Like it or not, you get contaminated by their grief. It touches you, exposing your mind once again to the virus of mortality.

As I stood in the back watching the family crying, a selfish thought flashed through my mind. I pictured myself in that coffin and wondered…

“Is anybody going to cry at my funeral?”

I know, I’m not supposed to want that. We’re told that for the Christian, death is a victory. And it truly is. But at a funeral, the ones left behind aren’t focused on the victory of the deceased. If they truly loved them, they’re focused only on what they’ve just lost.

They’re thinking, “Oh God, I’m never going to see him again. At least, not until heaven.” Their grief is not a lack of faith. It’s just a demonstration of the very real separation that happens when we lose someone we can’t live without.

But a better question is…

Have I lived a life so valuable that I’m an indispensable part of other’s lives? Have I brought them so much joy and laughter they now can’t imagine living the next day without me? Will the world seem somehow less colorful-a drab place without me in it?

Or…will people take a short breath at the end of the funeral, say, “Wow, it’s too bad Dave died?” What if their only source of concern is the expenses of the funeral that could have been avoided, or at least better managed, if they had taken the time to read and look into a Globe Life Insurance Review or a review of any other insurance review. Then they’ll walk into the church’s fellowship hall and eat potato salad with all the other mourners, as if nothing big had happened.

God has taught me a lesson watching what seems like a hundred funerals. This might seem like a lot, but usually, when a family member dies, most people are usually completely consumed with grief. In that situation, it would be unreasonable to expect them to be able to conduct the funeral themselves – which is where funeral directors come in. So, as you can imagine, after directing so many funerals, I no longer care whether people are impressed with me, or see me as successful.
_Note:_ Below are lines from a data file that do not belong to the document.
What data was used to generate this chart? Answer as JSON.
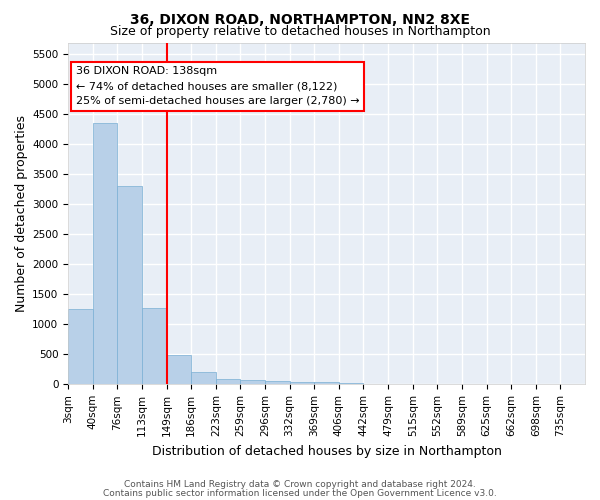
{
  "title": "36, DIXON ROAD, NORTHAMPTON, NN2 8XE",
  "subtitle": "Size of property relative to detached houses in Northampton",
  "xlabel": "Distribution of detached houses by size in Northampton",
  "ylabel": "Number of detached properties",
  "bar_color": "#b8d0e8",
  "bar_edge_color": "#7aafd4",
  "background_color": "#e8eef6",
  "grid_color": "white",
  "vline_x": 4,
  "vline_color": "red",
  "annotation_title": "36 DIXON ROAD: 138sqm",
  "annotation_line1": "← 74% of detached houses are smaller (8,122)",
  "annotation_line2": "25% of semi-detached houses are larger (2,780) →",
  "annotation_box_color": "white",
  "annotation_box_edge": "red",
  "categories": [
    "3sqm",
    "40sqm",
    "76sqm",
    "113sqm",
    "149sqm",
    "186sqm",
    "223sqm",
    "259sqm",
    "296sqm",
    "332sqm",
    "369sqm",
    "406sqm",
    "442sqm",
    "479sqm",
    "515sqm",
    "552sqm",
    "589sqm",
    "625sqm",
    "662sqm",
    "698sqm",
    "735sqm"
  ],
  "values": [
    1250,
    4350,
    3300,
    1280,
    490,
    210,
    90,
    75,
    50,
    40,
    35,
    30,
    0,
    0,
    0,
    0,
    0,
    0,
    0,
    0,
    0
  ],
  "ylim": [
    0,
    5700
  ],
  "yticks": [
    0,
    500,
    1000,
    1500,
    2000,
    2500,
    3000,
    3500,
    4000,
    4500,
    5000,
    5500
  ],
  "footer_line1": "Contains HM Land Registry data © Crown copyright and database right 2024.",
  "footer_line2": "Contains public sector information licensed under the Open Government Licence v3.0.",
  "title_fontsize": 10,
  "subtitle_fontsize": 9,
  "ylabel_fontsize": 9,
  "xlabel_fontsize": 9,
  "tick_fontsize": 7.5,
  "annotation_fontsize": 8,
  "footer_fontsize": 6.5
}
I’m done seeing my value as just the numbers on my paycheck or worrying if my peers will think I’ve “made it,” whatever that means.

I’ve learned I want to live a life that makes people cry at my funeral.

My hundred funerals have reminded me that the only people who matter are the small groups just large enough to fit around the circumference of my coffin one day.

On that day, my family and maybe a few near and dear friends will remember what I’ve meant to them. My close ones could take the help of funeral services who could help them conduct all parts of my funeral smoothly. Although, I hope my passing does not bring sadness, and even if it does momentarily make them melancholic, I pray that they remember me in happiness always. And God willing, I do hope that mixed with the smiles, there are more than a few tears. I hope that’s not too selfish of me.

So…who’s gonna cry at your funeral? And are you living a life right now so rich people will wonder how they’ll live without you?

If not, stop what you are doing and what you’re living for, and change it now. Right now, while you still have time. Because what a shame to leave this world, and all that the people think about is being the first in line for the potato salad after your funeral is done.